You can still use your abstract class as the base class as an option as well.
Personally, what you've got I would have implemented it as an interface (the invoke method) and use an abstract class to serve as the base class (if needed) to only host the common methods across all classes that inherit from it.
If you use your abstract class of Function to serve as base for both NonDeterministic and Deterministic functions you are exposing implementation that only concerns one side of those functions (Ex: deterministic classes would be able to see/implement nondeterministic methods (potentially) if you use the abstract Function class for both types of deterministic functions).
So i would put the NonDeterministic specific implementation into INonDeterministicFunctions interface and the rest in IDeterministicFunctions. Then any shared logic would go into the Function base class. Then any shared logic specific to NonDeterministicFunctions could go into a NonDeterministic base class.

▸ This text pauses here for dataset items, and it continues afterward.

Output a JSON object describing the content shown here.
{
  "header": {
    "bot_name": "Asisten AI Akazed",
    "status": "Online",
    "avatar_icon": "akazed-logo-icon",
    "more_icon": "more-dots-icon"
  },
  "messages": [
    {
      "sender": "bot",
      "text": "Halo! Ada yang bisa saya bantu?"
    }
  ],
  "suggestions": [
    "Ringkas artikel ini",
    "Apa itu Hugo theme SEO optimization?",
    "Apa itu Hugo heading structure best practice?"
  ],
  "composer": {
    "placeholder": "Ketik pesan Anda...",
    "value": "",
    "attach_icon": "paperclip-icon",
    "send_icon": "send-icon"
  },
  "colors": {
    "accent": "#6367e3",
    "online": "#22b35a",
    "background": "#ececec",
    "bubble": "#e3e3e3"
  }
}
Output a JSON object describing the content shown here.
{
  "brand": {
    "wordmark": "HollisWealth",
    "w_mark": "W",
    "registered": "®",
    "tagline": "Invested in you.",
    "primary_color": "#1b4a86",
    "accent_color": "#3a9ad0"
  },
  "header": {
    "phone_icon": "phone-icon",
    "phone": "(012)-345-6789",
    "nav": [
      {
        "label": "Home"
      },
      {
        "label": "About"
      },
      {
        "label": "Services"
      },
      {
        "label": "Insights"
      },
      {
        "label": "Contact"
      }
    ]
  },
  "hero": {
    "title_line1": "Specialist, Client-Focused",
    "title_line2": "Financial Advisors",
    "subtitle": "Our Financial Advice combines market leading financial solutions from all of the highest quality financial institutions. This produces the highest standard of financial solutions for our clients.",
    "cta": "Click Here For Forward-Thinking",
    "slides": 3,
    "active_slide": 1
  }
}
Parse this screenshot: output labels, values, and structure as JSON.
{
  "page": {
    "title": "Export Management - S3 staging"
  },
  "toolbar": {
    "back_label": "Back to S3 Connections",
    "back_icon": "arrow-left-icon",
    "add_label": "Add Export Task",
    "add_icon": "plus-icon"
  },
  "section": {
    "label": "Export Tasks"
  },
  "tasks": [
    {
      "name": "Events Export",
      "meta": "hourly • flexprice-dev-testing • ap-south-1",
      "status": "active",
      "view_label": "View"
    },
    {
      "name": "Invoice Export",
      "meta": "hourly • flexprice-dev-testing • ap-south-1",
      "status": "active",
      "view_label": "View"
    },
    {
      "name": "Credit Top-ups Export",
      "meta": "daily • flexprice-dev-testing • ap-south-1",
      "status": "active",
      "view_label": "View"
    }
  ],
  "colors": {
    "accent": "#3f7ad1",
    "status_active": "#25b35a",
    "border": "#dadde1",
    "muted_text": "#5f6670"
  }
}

If i understood you right, this is something like what i would refactor to
public IFunction
{
string Invoke(string[] args)
}
public abstract class BaseFunction
{
}
public abstract class NonDeterministicFunction : BaseFunction
{
}
public abstract class DeterministicFunction : BaseFunction
{
}
public abstract class DateTimeFunction : DeterministicFunction
{
private CultureInfo _culture;
protected DateTimeFunction(CultureInfo culture)
{
_culture = culture;
}
protected CultureInfo Culture => _culture;
}
public class UtcNowFunction : DateTimeFunction, IFunction
{
public string Invoke(string[] args)
{
DateTime now = DateTime.NowUtc;
string result = now.ToString(Culture);
if (args?.Length > 0)
{
string format = args[0];
result = now.ToString(format, Culture);
}
return result;
}
}
The reason for the interface is that it describes the implementation of what the class should be for whatever inherits from it. Given the implementation is specific to the class, to me it seems best served as an interface.
You may find that the NonDeterministic/Deterministic classes aren't needed and you can just make do with 1 BaseFunction class and have interfaces for the deterministic nondeterministic specific implementations.
But as im sure you know there are 10 different ways to do everything so my suggestion may not be 100% what you want and possibly over engineered.